When these cinnamon scones are baking, the whole house smells delicious. I like to make these scones for breakfast on the weekends. But this scones recipe is also ideal for an afternoon snack. You can make these scones in advance and store them an an airtight container for up to three days. I recommend toasting them for a few minutes before serving.
Ingredients:
- 1/2 cup sour cream
- 1/2 tsp. baking soda
- 1 cup unbleached all-purpose flour
- 1 cup whole wheat pastry flour
- 1/2 cup sugar
- 1 tsp. baking powder
- 1/2 tsp. kosher salt
- 1/2 cup cold butter
- 1 large egg
- 1 Tbsp. orange zest
- 1/2 cup cinnamon chips
- 1/4 cup miniature chocolate chips
Preparation:
- Preheat oven to 350 degrees F.
- Stir together sour cream and baking soda in a small bowl.

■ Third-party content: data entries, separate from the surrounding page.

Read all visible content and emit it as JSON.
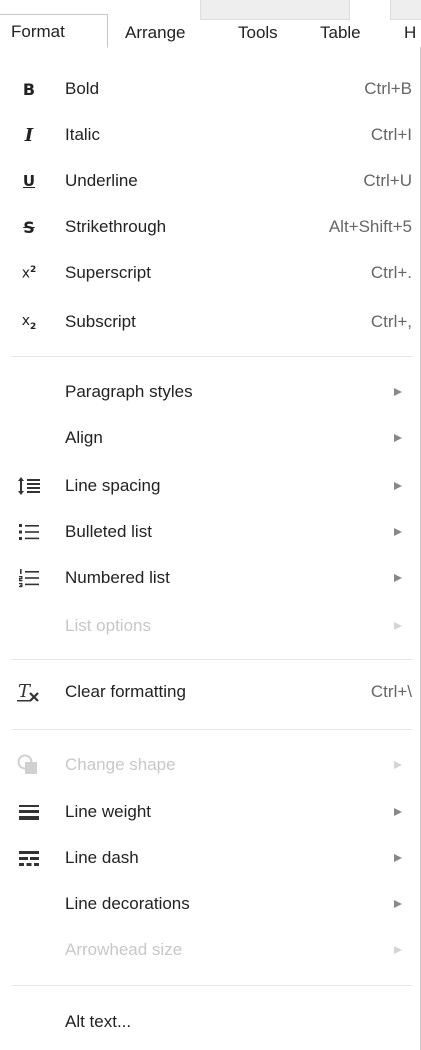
{
  "menubar": {
    "items": [
      {
        "label": "Format"
      },
      {
        "label": "Arrange"
      },
      {
        "label": "Tools"
      },
      {
        "label": "Table"
      },
      {
        "label": "H"
      }
    ]
  },
  "menu": {
    "bold": {
      "label": "Bold",
      "shortcut": "Ctrl+B",
      "icon": "bold-icon"
    },
    "italic": {
      "label": "Italic",
      "shortcut": "Ctrl+I",
      "icon": "italic-icon"
    },
    "underline": {
      "label": "Underline",
      "shortcut": "Ctrl+U",
      "icon": "underline-icon"
    },
    "strikethrough": {
      "label": "Strikethrough",
      "shortcut": "Alt+Shift+5",
      "icon": "strikethrough-icon"
    },
    "superscript": {
      "label": "Superscript",
      "shortcut": "Ctrl+.",
      "icon": "superscript-icon"
    },
    "subscript": {
      "label": "Subscript",
      "shortcut": "Ctrl+,",
      "icon": "subscript-icon"
    },
    "paragraph_styles": {
      "label": "Paragraph styles"
    },
    "align": {
      "label": "Align"
    },
    "line_spacing": {
      "label": "Line spacing",
      "icon": "line-spacing-icon"
    },
    "bulleted_list": {
      "label": "Bulleted list",
      "icon": "bulleted-list-icon"
    },
    "numbered_list": {
      "label": "Numbered list",
      "icon": "numbered-list-icon"
    },
    "list_options": {
      "label": "List options",
      "disabled": true
    },
    "clear_formatting": {
      "label": "Clear formatting",
      "shortcut": "Ctrl+\\",
      "icon": "clear-formatting-icon"
    },
    "change_shape": {
      "label": "Change shape",
      "disabled": true,
      "icon": "change-shape-icon"
    },
    "line_weight": {
      "label": "Line weight",
      "icon": "line-weight-icon"
    },
    "line_dash": {
      "label": "Line dash",
      "icon": "line-dash-icon"
    },
    "line_decorations": {
      "label": "Line decorations"
    },
    "arrowhead_size": {
      "label": "Arrowhead size",
      "disabled": true
    },
    "alt_text": {
      "label": "Alt text..."
    }
  },
  "colors": {
    "text": "#222222",
    "disabled_text": "#c8c8c8",
    "border": "#c8c8c8",
    "divider": "#e5e5e5"
  }
}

Set aside.
- In a large mixing bowl, whisk flours, sugar, baking powder and salt together.
- Using a pastry blender or two knives, cut in butter until it becomes crumbly.

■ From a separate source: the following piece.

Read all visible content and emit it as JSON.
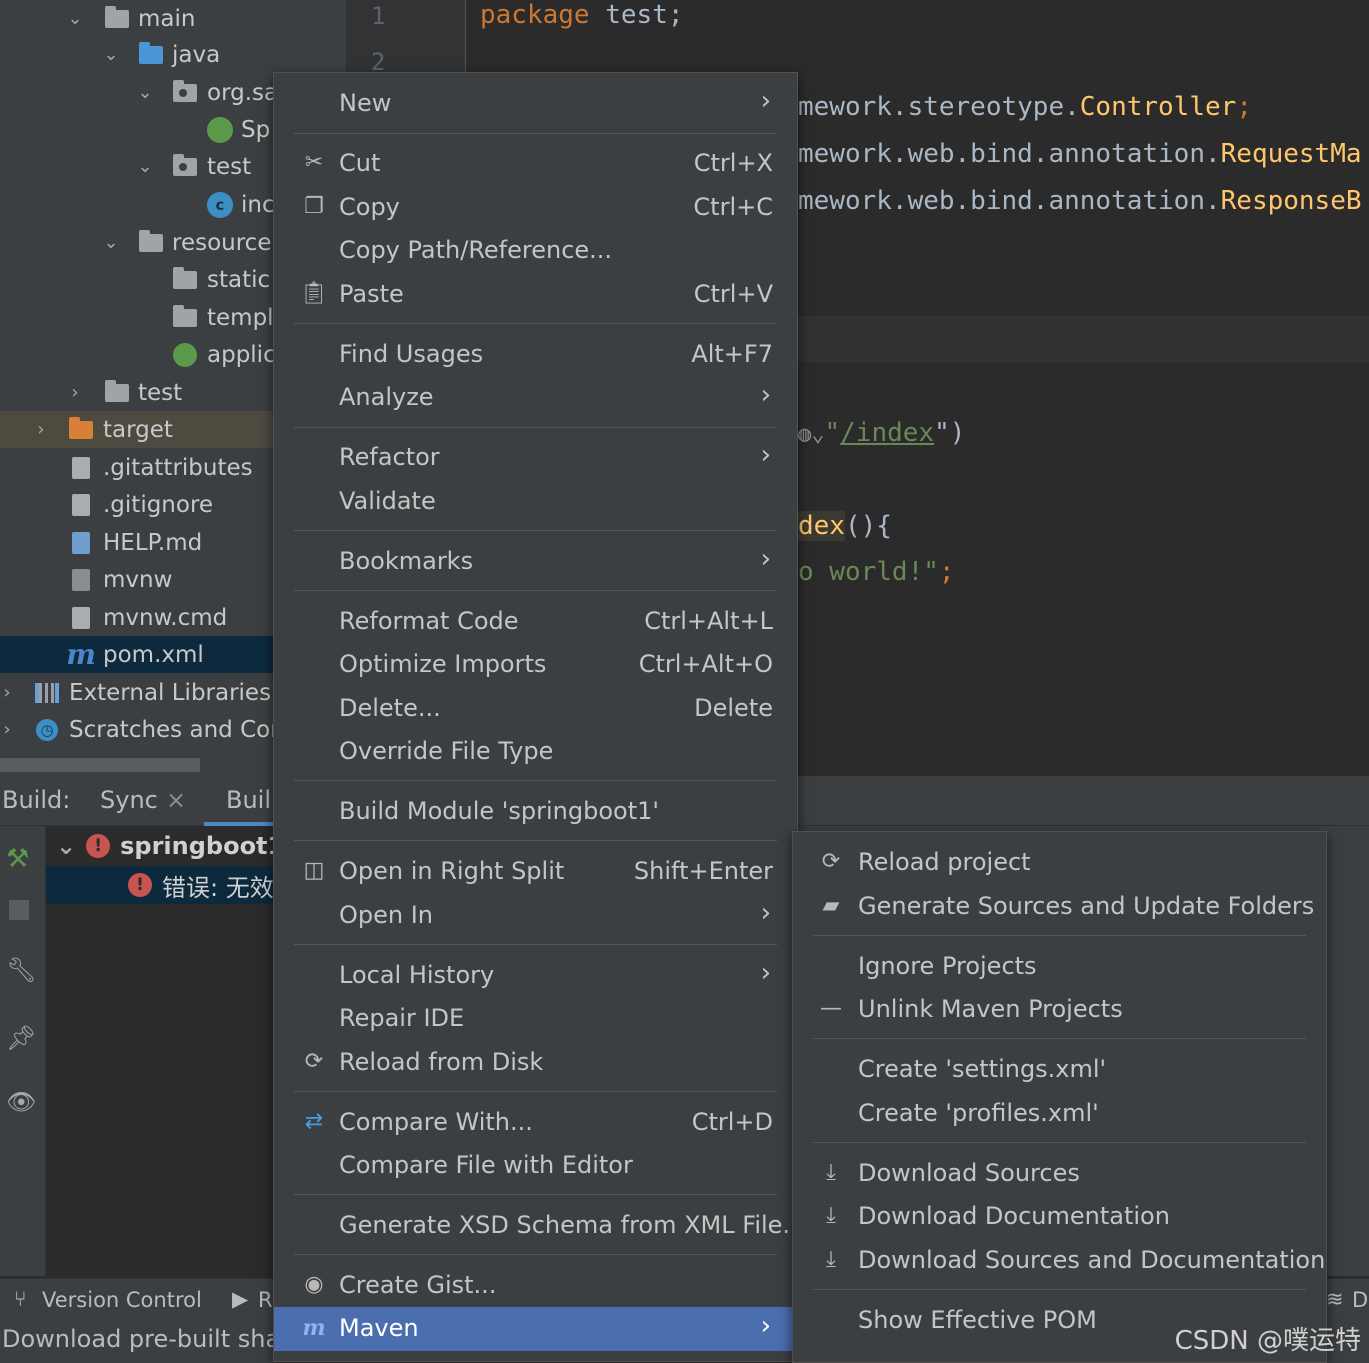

- Stir in the sour cream mixture and the egg with a wooden spoon. Mix until it becomes a soft dough.
- Stir in the remaining ingredients.
- Turn out onto a lightly-floured surface and knead two or three times.
- Shape dough into a 12-inch round. Cut into six wedges. Place wedges on an ungreased cookie sheet.
- Bake 15-18 minutes or until lightly browned.